Zur Steuerfreiheit von Umsätzen privater Kliniken

Die Steuerbefreiung der mit dem Betrieb eines Krankenhauses eng verbundenen Umsätze nach § 4 Nr. 16 Buchst. b UStG in der bis zum 31.12.2008 geltenden Fassung i.V.m. § 67 AO war hinsichtlich der 40%-Grenze unionsrechtskonform. 

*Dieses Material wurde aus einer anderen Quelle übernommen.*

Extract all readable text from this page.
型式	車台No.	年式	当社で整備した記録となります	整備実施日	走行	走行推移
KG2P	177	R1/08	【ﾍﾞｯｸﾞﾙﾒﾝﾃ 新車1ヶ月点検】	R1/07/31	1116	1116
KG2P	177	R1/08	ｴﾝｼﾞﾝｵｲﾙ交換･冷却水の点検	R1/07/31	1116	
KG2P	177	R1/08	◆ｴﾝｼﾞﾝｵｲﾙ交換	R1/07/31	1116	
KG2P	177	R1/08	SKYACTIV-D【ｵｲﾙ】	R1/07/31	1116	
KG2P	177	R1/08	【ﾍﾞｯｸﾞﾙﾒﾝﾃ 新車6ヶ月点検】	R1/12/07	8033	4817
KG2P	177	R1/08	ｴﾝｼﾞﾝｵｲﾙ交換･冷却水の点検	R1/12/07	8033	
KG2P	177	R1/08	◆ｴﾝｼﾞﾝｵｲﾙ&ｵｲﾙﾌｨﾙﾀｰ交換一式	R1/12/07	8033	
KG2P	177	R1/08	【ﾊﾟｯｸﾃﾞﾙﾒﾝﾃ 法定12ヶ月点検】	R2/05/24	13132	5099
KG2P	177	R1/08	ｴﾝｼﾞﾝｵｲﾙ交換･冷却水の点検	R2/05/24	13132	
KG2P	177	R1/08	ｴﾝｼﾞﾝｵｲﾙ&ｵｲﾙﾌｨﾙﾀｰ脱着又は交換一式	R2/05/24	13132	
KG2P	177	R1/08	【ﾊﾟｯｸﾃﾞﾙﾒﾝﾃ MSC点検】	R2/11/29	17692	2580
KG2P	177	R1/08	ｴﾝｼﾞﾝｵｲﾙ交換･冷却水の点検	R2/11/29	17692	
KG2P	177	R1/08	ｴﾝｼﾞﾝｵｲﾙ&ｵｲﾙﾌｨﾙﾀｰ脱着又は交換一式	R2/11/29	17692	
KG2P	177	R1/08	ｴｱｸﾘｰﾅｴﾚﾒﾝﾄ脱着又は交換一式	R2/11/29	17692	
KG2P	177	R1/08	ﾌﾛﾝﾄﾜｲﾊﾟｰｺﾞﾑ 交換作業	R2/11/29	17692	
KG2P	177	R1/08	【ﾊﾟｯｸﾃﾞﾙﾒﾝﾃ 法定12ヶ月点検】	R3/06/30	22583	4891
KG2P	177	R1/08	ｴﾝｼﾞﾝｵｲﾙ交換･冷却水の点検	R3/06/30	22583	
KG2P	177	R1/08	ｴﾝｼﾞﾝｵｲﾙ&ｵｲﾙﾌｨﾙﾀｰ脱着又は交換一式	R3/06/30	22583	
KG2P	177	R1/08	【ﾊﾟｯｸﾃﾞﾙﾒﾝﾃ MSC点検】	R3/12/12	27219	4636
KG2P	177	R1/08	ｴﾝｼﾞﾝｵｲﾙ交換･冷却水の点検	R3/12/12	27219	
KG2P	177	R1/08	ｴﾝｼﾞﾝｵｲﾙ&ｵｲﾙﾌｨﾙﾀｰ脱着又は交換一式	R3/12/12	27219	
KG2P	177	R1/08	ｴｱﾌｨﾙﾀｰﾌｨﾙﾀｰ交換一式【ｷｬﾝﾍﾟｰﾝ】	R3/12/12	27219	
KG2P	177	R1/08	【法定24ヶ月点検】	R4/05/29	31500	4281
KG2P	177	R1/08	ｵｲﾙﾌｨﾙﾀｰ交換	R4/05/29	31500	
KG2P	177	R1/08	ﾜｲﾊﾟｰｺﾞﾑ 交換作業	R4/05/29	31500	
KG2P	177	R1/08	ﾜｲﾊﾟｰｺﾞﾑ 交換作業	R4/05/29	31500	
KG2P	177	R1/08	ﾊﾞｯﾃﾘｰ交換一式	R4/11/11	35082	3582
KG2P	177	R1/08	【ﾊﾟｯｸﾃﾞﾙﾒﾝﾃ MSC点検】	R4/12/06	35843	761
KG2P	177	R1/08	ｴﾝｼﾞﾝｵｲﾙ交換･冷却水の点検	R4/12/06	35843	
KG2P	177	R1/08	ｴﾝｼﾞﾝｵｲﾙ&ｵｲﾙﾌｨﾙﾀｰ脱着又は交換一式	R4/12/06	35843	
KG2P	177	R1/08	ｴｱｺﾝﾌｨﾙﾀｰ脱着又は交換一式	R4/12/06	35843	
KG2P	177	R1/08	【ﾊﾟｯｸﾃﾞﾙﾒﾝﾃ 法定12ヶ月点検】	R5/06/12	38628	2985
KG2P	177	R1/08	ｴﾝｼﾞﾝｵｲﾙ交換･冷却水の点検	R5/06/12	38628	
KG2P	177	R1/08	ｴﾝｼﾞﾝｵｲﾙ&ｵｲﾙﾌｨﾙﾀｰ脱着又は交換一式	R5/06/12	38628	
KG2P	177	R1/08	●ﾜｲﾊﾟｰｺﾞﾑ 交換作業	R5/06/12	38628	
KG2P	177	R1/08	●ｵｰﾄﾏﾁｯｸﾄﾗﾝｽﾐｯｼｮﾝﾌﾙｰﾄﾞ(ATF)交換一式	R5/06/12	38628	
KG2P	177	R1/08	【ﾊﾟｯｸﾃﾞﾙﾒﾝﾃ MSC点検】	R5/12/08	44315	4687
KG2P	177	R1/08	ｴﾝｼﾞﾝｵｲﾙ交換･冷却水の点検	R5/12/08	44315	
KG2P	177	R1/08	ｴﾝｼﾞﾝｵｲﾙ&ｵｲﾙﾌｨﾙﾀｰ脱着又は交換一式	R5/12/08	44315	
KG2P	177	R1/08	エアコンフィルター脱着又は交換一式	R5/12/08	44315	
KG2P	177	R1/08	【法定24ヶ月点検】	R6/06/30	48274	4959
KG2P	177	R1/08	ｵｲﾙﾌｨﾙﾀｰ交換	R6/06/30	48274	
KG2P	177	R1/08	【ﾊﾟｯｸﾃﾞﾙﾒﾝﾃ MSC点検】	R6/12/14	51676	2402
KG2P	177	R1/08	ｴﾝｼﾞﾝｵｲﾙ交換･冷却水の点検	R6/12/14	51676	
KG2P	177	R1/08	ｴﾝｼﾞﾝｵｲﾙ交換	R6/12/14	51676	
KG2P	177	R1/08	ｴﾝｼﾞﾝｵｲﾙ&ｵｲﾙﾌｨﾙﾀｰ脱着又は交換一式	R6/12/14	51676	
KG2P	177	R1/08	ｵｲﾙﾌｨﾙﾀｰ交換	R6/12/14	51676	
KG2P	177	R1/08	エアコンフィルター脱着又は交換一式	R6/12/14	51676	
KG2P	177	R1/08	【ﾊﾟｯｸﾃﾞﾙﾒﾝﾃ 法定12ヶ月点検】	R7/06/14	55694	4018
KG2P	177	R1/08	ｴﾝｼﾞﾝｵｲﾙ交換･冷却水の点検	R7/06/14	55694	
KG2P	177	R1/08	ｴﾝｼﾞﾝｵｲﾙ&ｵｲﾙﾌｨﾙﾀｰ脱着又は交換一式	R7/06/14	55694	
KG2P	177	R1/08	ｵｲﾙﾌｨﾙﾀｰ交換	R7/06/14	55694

BFH v. 18.3.2015 – XI R 8/13

Die Klägerin K war eine GmbH mit einem Arzt und einem Rechtsanwalt als Gesellschafter und betrieb in den Streitjahren 2003 – 2006 ein privates Krankenhaus für Psychosomatik, Psychotherapie und Krisenintervention. Sie behandelte privat versicherte Patienten und Selbstzahler. Zur Behandlung von Kassenpatienten i.S.d. § 108 SGB V war sie nicht zugelassen. Die Voraussetzungen für eine Steuerbefreiung nach § 4 Nr. 16 Buchst. b UStG a.F. erfüllte K nicht. Das FA war im Unterschied zu K der Auffassung, dass ebenfalls die Voraussetzungen für eine Steuerfreiheit nach § 4 Nr. 14 Satz 3 UStG a.F. nicht gegeben seien und eine direkte Berufung auf das Unionsrecht ausscheide. Die Revision des FA war begründet. Auch der BFH widersprach einer Steuerfreiheit der Umsätze der K.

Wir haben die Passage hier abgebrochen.